Kontakt zu halten, sei inzwischen bei Auslandseinsätzen einfacher als früher, das weiß S. aus seinem Mail-Einsatz. "Ich kann theoretisch täglich mit der Familie telefonieren." Theoretisch – weil sein Dienst seine Freizeiten vorgibt. Wenn der es zulässt, gibt es auch die Möglichkeit der Video-Telefonie, kostenlos, ohne zeitliche Begrenzung. Und ohne dass hinter einem schon eine Schlange von Kollegen wartet, die auch telefonieren wollen. Solche Kontakte sind S. wichtig, damit ihn seine Tochter "nicht nur regelmäßig hören, sondern auch sehen kann". Die größte Herausforderung werde dabei sein, "mal eine ruhige Minute oder einen Platz zu finden" für solche Gespräche: Im Irak ist der 33-Jährige in einer Zwei-Mann-Stube in einem Container untergebracht.
Wichtig: Post aus der Heimat
Neben den modernen Kommunikationsmöglichkeiten bekommen aber auch, ganz altmodisch, Briefe und Pakete aus der Heimat eine ganz besondere Bedeutung. Seine Frau habe sich schon für Mali "schöne Sachen ausgedacht": Kuchen im Glas, Süßigkeiten, Bücher. Selbst "ein Brief ist schon schöner als eine schnelle Textnachricht", sagt S. – und ein "echtes" Foto kann man sich im Gegensatz zum Handy-Schnappschuss auch in den Spind stellen. "Aber das dauert schon länger": Ein paar Wochen sei die Post unterwegs. Speziell im Irak, weil das kleine Bundeswehr-Kontingent dort kein eigenes Feldpostamt hat, sondern den zivilen Postweg über andere Länder wie Jordanien nutzen muss.

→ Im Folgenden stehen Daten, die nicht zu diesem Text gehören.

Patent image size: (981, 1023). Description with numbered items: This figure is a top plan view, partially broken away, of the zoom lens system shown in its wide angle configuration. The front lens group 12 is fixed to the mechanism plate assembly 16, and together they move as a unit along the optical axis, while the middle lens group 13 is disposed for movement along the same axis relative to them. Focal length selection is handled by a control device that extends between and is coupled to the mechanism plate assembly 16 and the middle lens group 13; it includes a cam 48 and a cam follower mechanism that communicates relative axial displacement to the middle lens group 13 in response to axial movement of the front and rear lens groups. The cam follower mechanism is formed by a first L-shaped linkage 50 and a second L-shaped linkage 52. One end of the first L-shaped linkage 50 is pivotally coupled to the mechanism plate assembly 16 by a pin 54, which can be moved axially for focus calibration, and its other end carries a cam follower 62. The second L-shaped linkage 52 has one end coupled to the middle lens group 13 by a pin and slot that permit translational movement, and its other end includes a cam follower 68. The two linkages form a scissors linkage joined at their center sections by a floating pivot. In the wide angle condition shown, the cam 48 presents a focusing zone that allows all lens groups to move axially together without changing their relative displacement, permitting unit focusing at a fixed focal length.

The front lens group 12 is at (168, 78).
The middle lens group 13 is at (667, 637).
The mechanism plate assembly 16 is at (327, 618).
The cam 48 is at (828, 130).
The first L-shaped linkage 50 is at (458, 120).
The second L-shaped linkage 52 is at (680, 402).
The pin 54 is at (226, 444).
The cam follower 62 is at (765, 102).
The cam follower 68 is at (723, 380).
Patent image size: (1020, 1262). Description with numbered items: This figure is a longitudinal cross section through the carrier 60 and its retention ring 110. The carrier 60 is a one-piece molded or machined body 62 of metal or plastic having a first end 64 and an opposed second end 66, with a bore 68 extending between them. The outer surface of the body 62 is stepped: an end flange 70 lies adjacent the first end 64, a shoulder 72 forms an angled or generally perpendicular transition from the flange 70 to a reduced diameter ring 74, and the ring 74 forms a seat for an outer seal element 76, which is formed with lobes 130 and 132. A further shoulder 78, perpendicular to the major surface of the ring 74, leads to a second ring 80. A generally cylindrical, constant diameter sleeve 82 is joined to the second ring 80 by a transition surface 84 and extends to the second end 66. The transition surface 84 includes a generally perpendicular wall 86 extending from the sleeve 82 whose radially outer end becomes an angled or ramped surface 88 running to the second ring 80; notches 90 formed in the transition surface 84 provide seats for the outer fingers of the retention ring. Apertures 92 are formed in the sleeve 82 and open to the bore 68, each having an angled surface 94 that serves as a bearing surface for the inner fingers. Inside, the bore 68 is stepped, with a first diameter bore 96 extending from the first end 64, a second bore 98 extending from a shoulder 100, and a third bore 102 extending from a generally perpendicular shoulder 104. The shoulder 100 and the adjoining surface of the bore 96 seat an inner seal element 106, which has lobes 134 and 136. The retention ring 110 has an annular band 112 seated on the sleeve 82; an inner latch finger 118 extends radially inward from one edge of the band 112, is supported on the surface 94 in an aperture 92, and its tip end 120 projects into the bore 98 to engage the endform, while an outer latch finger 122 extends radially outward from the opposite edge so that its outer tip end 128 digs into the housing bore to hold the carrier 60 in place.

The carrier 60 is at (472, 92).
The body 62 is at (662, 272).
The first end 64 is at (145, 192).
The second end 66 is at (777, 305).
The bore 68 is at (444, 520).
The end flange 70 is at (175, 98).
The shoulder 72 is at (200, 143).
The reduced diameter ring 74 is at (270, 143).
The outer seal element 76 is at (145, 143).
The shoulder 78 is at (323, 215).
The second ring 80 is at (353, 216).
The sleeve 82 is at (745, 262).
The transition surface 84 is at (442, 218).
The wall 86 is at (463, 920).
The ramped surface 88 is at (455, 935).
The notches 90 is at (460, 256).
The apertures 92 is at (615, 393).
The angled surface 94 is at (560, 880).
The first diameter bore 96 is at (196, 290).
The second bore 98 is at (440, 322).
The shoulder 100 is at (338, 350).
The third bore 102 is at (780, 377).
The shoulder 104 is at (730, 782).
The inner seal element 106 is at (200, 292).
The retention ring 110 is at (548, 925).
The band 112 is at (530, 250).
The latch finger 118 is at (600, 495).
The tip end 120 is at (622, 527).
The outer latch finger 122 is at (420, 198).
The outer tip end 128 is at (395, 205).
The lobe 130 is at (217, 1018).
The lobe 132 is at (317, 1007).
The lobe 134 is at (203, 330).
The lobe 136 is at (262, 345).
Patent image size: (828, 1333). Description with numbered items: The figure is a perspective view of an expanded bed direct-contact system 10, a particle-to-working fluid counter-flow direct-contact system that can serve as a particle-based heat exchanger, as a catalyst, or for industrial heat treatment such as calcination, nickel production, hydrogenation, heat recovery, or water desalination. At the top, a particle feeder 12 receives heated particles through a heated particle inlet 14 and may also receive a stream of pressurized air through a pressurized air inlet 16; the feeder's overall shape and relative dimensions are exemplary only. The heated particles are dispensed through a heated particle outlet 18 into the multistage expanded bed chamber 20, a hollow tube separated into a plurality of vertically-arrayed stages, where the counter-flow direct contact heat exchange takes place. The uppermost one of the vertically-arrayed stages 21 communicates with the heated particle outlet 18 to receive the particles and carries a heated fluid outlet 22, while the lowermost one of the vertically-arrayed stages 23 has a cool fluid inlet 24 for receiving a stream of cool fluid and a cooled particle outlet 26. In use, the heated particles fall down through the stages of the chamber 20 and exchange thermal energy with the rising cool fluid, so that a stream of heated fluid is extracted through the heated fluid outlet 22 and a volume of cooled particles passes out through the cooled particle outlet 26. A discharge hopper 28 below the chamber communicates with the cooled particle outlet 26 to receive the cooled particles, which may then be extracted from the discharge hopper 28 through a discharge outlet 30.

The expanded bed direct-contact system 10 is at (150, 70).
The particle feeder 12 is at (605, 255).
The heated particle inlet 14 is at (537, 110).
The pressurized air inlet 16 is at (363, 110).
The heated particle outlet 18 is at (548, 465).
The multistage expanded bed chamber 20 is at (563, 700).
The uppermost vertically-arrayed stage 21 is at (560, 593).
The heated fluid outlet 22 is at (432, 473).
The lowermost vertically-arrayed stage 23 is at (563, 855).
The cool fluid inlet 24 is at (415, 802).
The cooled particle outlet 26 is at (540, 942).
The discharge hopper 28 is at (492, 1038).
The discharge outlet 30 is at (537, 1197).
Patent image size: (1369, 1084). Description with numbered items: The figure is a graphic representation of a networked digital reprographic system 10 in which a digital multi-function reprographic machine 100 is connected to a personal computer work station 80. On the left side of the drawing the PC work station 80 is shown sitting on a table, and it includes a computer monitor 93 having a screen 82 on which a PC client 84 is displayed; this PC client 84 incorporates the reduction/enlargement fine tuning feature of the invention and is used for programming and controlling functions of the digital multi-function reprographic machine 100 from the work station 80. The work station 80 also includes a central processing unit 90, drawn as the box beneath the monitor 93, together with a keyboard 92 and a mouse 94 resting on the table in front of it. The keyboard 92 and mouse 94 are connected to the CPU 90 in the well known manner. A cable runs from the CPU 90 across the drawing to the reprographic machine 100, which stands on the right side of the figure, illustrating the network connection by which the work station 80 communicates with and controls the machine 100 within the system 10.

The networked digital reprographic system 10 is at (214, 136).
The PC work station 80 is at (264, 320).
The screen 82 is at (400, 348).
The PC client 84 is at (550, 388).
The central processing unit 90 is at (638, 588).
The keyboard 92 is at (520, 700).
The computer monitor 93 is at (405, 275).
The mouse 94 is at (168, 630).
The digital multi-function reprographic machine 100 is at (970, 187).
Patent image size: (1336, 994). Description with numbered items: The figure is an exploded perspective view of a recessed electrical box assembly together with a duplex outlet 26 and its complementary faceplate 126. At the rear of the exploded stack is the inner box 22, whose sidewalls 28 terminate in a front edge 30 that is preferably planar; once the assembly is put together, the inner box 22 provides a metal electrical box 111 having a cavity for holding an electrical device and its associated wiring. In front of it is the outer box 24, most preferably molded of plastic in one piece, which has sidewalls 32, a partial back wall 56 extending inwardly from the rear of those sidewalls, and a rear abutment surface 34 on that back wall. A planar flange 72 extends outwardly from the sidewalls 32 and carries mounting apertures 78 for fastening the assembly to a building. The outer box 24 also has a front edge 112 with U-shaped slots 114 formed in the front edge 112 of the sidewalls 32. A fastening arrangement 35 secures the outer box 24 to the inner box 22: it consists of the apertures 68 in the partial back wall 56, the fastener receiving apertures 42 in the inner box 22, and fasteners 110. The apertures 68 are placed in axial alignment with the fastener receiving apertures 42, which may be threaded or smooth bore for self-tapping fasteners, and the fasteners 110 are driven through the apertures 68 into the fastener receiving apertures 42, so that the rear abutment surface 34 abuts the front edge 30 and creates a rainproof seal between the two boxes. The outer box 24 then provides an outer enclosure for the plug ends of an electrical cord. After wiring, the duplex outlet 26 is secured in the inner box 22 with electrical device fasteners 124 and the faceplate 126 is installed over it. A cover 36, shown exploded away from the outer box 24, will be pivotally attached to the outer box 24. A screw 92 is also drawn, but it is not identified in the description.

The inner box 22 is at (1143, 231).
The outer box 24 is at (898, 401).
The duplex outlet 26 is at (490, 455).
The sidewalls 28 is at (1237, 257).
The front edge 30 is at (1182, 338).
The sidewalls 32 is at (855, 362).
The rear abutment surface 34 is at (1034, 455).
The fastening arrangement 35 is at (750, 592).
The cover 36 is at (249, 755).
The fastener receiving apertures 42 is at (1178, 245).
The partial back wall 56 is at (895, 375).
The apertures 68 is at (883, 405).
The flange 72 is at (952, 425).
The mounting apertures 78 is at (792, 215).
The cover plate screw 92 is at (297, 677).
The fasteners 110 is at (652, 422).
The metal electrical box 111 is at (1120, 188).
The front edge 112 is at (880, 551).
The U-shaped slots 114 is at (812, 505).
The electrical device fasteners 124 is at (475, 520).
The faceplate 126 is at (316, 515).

"Beim letzten Mal hat das alles gut geklappt", also ist der 33-Jährige guter Dinge, dass das diesmal auch so sein wird. "Das Ärgste war die lange Trennung. Aber es gab nichts, was richtig schiefgelaufen ist." Den zweiten Geburtstag seiner Tochter wird der Papa nur aus der Ferne mitfeiern können. Aber er will dabei sein, nur diesmal halt etwas anders. Vielleicht als Team-Konferenz, dann kann sich die ganze Familie mit dem Papa im Irak zusammenschalten.